Open Y-Claw opened 1 year ago
We used normalized mRNA data and actual copy numbers for CNV, all downloaded from cBioPortal. The network architecture is the same for all cancers, but was trained, separately, for each cancer.
Could you please tell me whether the specific normalization method used is linear normalization, z-score or other normalization algorithms, as this may cause slight fluctuations in the results.
We used z-transformed gene expression data.
Thank you very much. Just to be sure, you used the raw data for methylation in the experiment? Z-transformed mRNA is mrna expression z-scores relative to diploid samples or transformed by the original mrna expression?
Sorry. I checked the data we used again. In this study, we used data_mrna_affymetrix_microarray. I was confused with our other studies where we analyzed z-transformed gene expression data. For methylation, we used the raw data.
For GBM, there is plenty of microarray data, but for directly downloaded from the http://www.cbioportal.org/, LGG LUAD KIRC microarray data that is not enough. May I ask whether you downloaded the data directly from www.cbioportal.org or obtained it by other means?
For GBM, you used microarray gene expression data due to much more samples compared to RNA-Seq data. I think that GBM is the only cancer in TCGA with the smaller number of samples in RNA-Seq than microarray. For other cancers, we used RNA-Seq gene expression data. Yes, we downloaded all data from cBioPortal. After our work, cBioPortal provides more data, for example, several types of RNA-Seq expression data with different normalization methods. I will check the file names for other cancers to find out the data we used.
For other cancers, we used "data_mrna_seq_v2_rsem_zscores_ref_diploid_samples.txt" for gene expression data.
Thank you. I'll try again.
Even if we aligned the raw data, I still couldn't achieve the results reported in the paper on the other data. There are still some data processing details that could make a difference, but it's not a good idea to keep bothering. Can you provide the code for your experiments on other data sets? I'll check the questions myself.
Did you make pathway images that need to be used in our model?
Do you mean that the other three datasets use different pathways than GBM? The pathway that has to be re-selected for each cancer?
The input data to our model are pathway images generated using PCA on three multi-omics data. I meant that "did you make the input pathway images?".
Yes, I use pathway images generated using PCA on three multi-omics data as input.
Files for lgg were added. Please note that the threshold for other cancers to define long-term survival is 36 months.
Thank you very much. The data you provided is indeed better than what I have been able to process. With the data provided by you, I can reach auc 86.5 after adjusting the hyperparameters. But there are still some differences from what is reported in the paper. During the modification, I noticed that the risk should be set to 36 months and changed the class weight. Does this mean that the difference in performance is only due to hyperparameters? I'll try more hyperparameters in the next few days.
Did you remove the cases who survived with the last follow-up <= 3 years in lgg? Since the analysis is based on cross validation, there is some variability in AUC at each iteration. Also it is possible that the optimized parameters are different.
Yes, to confirm the effect, I made some modifications to your code to test the effect. When changing the risk to 36 months, your code will remove the cases who survived with the last follow-up <= 3 years. For variability in AUC, the AUC for each iteration is not very convincing. I ran the same experiment as yours, but only running 5 rounds to test the hyperparameter faster.
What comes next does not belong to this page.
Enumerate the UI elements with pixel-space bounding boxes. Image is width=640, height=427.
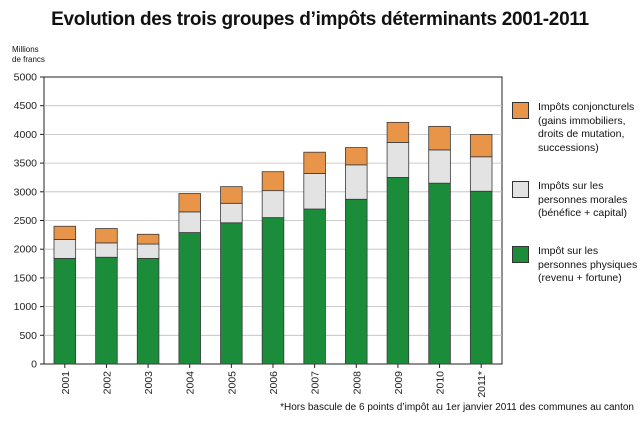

Do you still have a record of the best hyperparameters on lgg?
In LGG, 512 nodes were used in a fully connected layer along with age as a clinical variable.
May I ask how you handle NA values?Do you eliminate the whole column, fill it with zeros or normal values?
After hyperparameter adjustment, I can use your data to train the same results in the paper, but the data I process is really different from the data you provided. The lgg data I downloaded from here used sklearn's default pca to conduct pca for each pathway individually. Could you please provide a copy of lgg data processing code? I'll check the details myself.
I'm sorry to bother you, but could you please let me know if you are still using the KEGG database version c2.cp.kegg.v5.2.symbols.gmt in the lgg experiment? Also, is the methylation data downloaded from cbioportal, specifically the lgg_tgca(http://www.cbioportal.org/study/summary?id=luad_tcga) data_methylation_hm450.txt file? I tried applying PCA using the aforementioned data in Python's scikit-learn library, but the results I obtained are slightly different from the methylation data you uploaded. I also processed other omics data in a similar manner, and there are some differences compared to the data you uploaded. Could you please inform me about any differences in your settings or provide a data processing script (even if it cannot be directly executed) to align the data processing workflow? Thank you very much.
Yes, we used c2.cp.kegg.v5.2.symbols.gmt. All TCGA data were downloaded from cBioPortal. In the data folder, a folder (LGG) was created where you can find two matlab codes.
Are the mrna and CNVS used in your LGG,LUAD,KIRC experiments logarithmic or normalized? May I ask whether the network structure and network hyperparameters are consistent with the gbm experiment?